Poet X sorprende primero por sus preciosas portadas que representan a Xiomara y los versos que revolotean alrededor de su cabeza en todo momento, estampado en naranja fuerte y el morado (un color asociado con el feminismo moderno hoy en día). 

En una tapa blanda que no busca ahorrar en papel, los poemas de Xiomara tienen una continuación narrativa y funcionan de forma de diario. En los primeros, Xio nos presenta a su familia y a sus amigos, su vida siendo invisible y las consecuencias del entorno machista en el que va creciendo.
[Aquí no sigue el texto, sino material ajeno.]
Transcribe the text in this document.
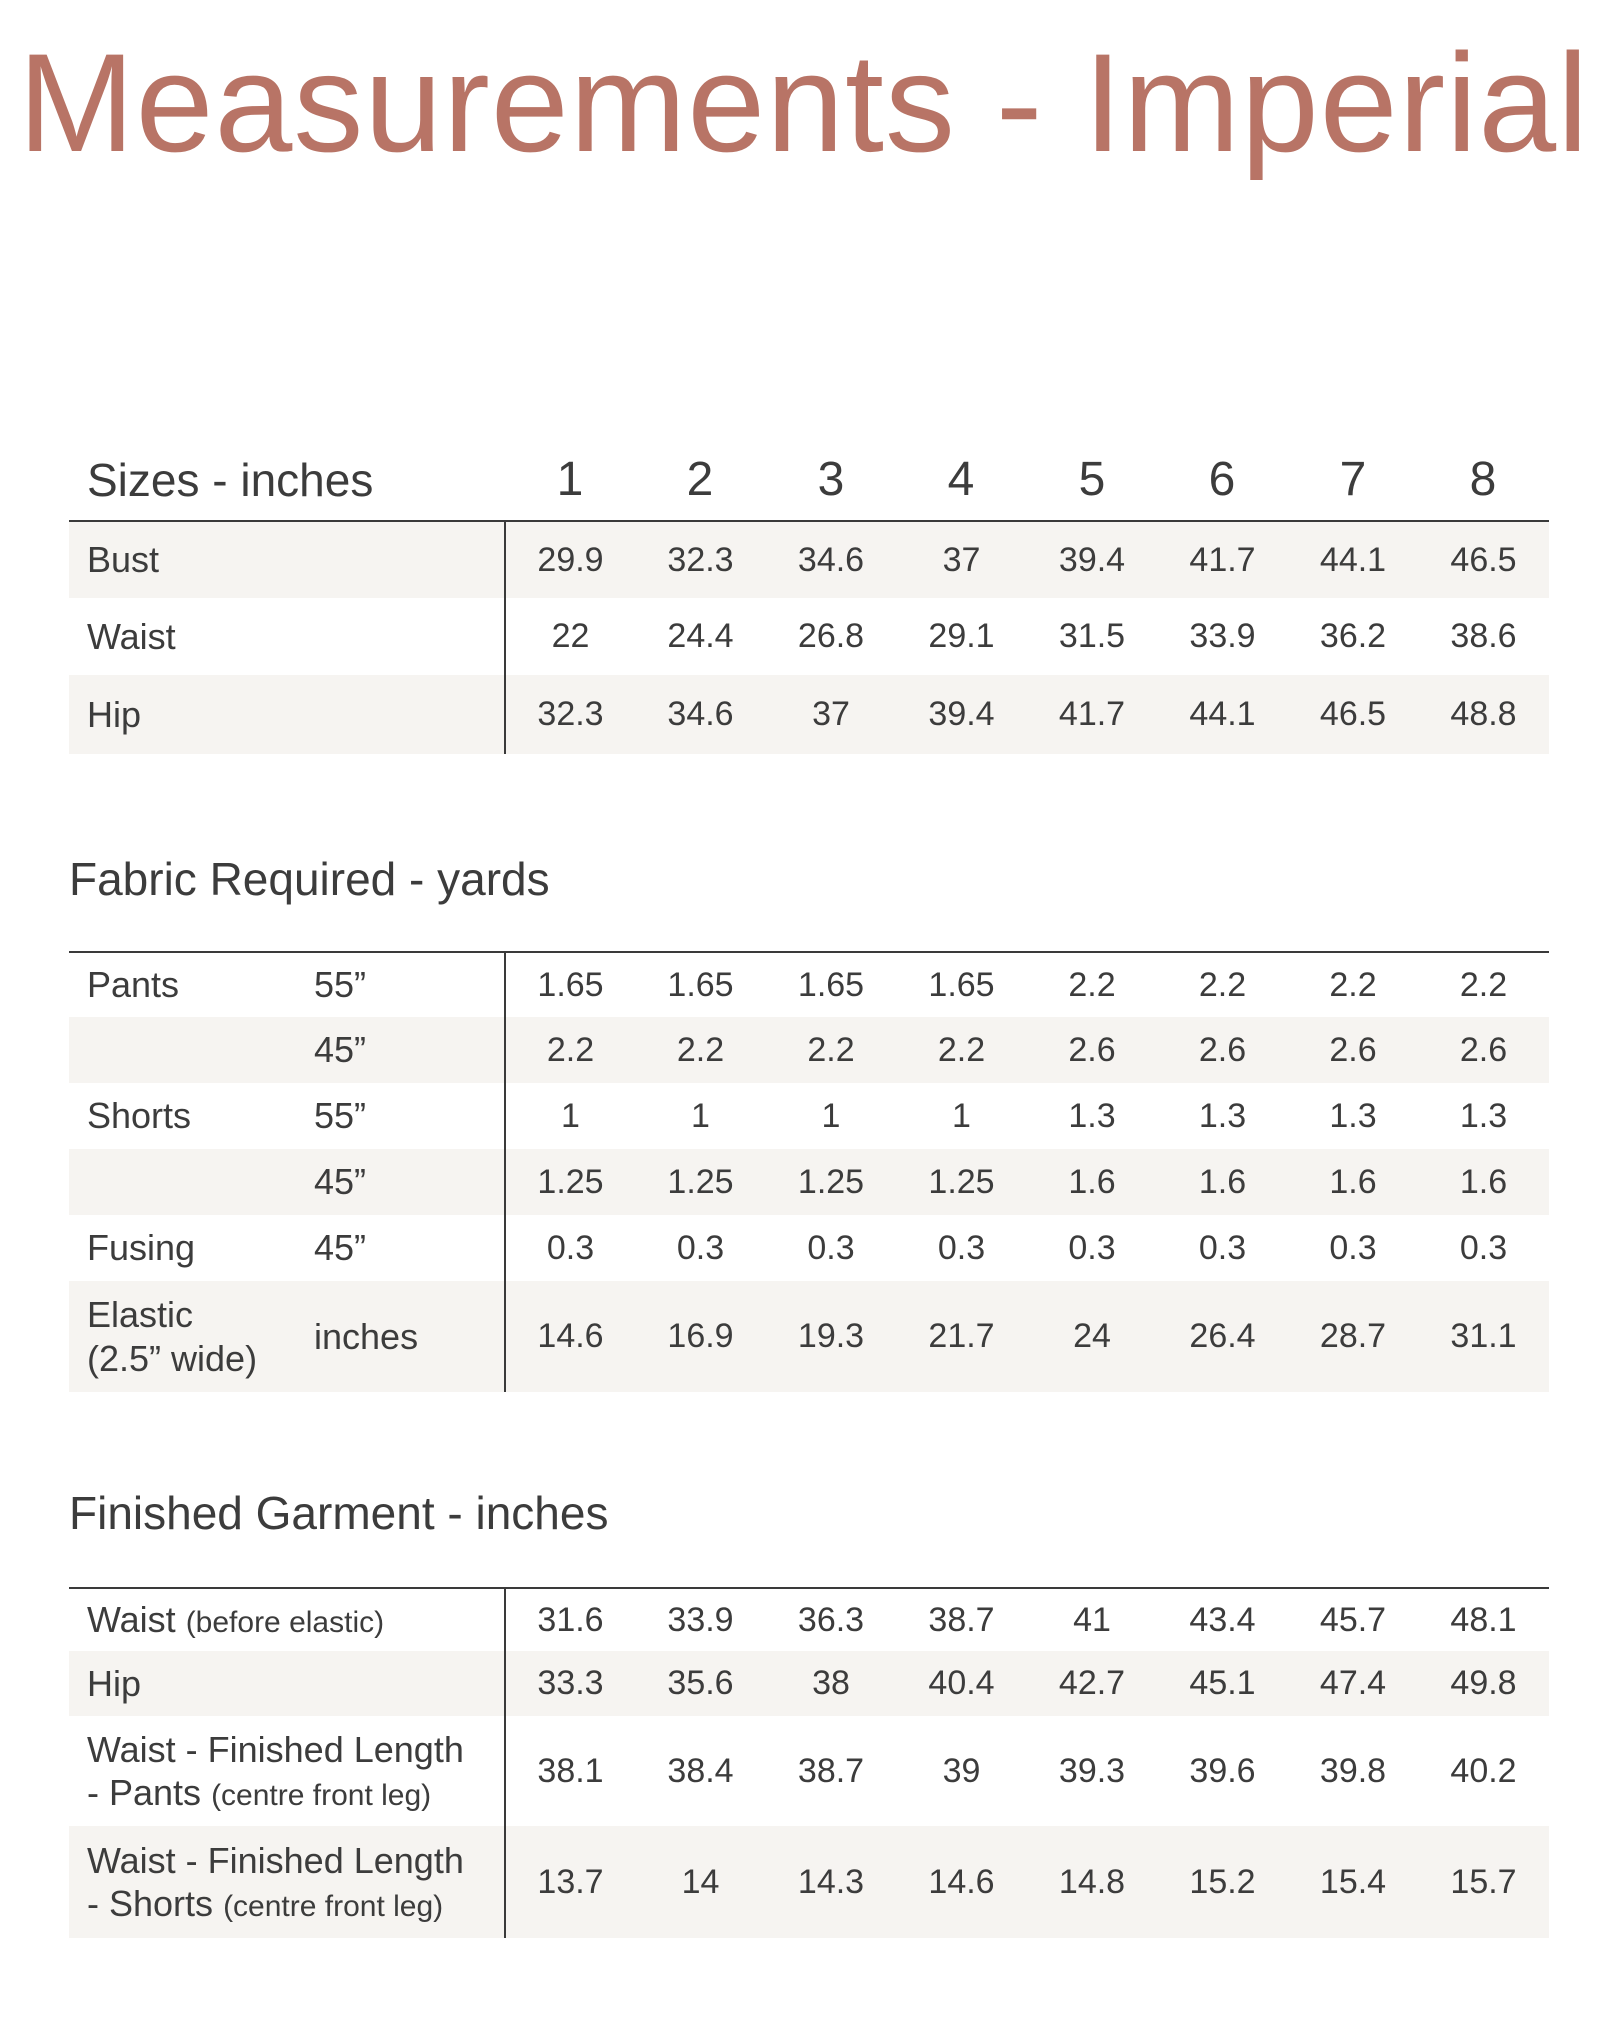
Measurements - Imperial
Sizes - inches	1	2	3	4	5	6	7	8
Bust	29.9	32.3	34.6	37	39.4	41.7	44.1	46.5
Waist	22	24.4	26.8	29.1	31.5	33.9	36.2	38.6
Hip	32.3	34.6	37	39.4	41.7	44.1	46.5	48.8
Fabric Required - yards
Pants	55”	1.65	1.65	1.65	1.65	2.2	2.2	2.2	2.2
	45”	2.2	2.2	2.2	2.2	2.6	2.6	2.6	2.6
Shorts	55”	1	1	1	1	1.3	1.3	1.3	1.3
	45”	1.25	1.25	1.25	1.25	1.6	1.6	1.6	1.6
Fusing	45”	0.3	0.3	0.3	0.3	0.3	0.3	0.3	0.3
Elastic
(2.5” wide)	inches	14.6	16.9	19.3	21.7	24	26.4	28.7	31.1
Finished Garment - inches
Waist (before elastic)	31.6	33.9	36.3	38.7	41	43.4	45.7	48.1
Hip	33.3	35.6	38	40.4	42.7	45.1	47.4	49.8
Waist - Finished Length
- Pants (centre front leg)	38.1	38.4	38.7	39	39.3	39.6	39.8	40.2
Waist - Finished Length
- Shorts (centre front leg)	13.7	14	14.3	14.6	14.8	15.2	15.4	15.7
Pero conforme vamos avanzando, descubriremos cómo los sentimientos de la joven, al igual que sus versos, se vuelven a veces inestables. Las sílabas y las estrofas se separan, las palabras se deforman y toman posesión del papel de forma descolocada, aportándole una ruptura en al lectura necesaria al texto para transmitir toda la emoción que guardan sus versos. 

Una madre en el extremismo cristiano y el machismo de crecer en esa sociedad 

La madre de Xiomara es uno de los pilares de la vida de la joven alrededor de la cual giran sus temores y preocupaciones. Lejos de tener un apoyo familiar en el que poder desarrollarse, el hogar de Xiomara se revuelca en el sentimiento de culpabilidad (culpable por ser gorda, culpable por tener curvas, culpable por ser mujer) hasta el punto en que la joven misma se arrepiente de haber nacido. 

Obsesionada con Dios, la madre tuvo que acceder a un matrimonio de conveniencia y dejar de lado su única pasión (la iglesia) para mudarse a otro país en el cual poder sobrevivir. Desde allí, demasiado mayor como para tener hijos (y menos mellizos), la madre se convertirá en la enemiga de su hija con continuas perspecuciones, gritos y acusaciones que retratan lo que viven cientos de hijos de inmigrantes que se vieron forzados por sus creencias a tener hijos que no querían o no sabían educar

Las consecuencias de este trato se resumen en una simple palabra: degradación. Xiomara como niña no es consciente del trato diferente que se le da simplemente por ser mujer y mientras su hermano (al que ella cariñosamente llama Melli) acude a un centro para niños superdotados, a nadie le preocupa que ella vaya a una institución con un historial de peleas de bandas y venta de drogas en las aulas. Si un hombre se interesa por ella, rápidamente será la joven de quince años la culpable mientras su familia, tóxica hasta más no poder, la humilla y la culpa por el simple hecho de crecer, de opinar, de tener voz y de sentir como siente. 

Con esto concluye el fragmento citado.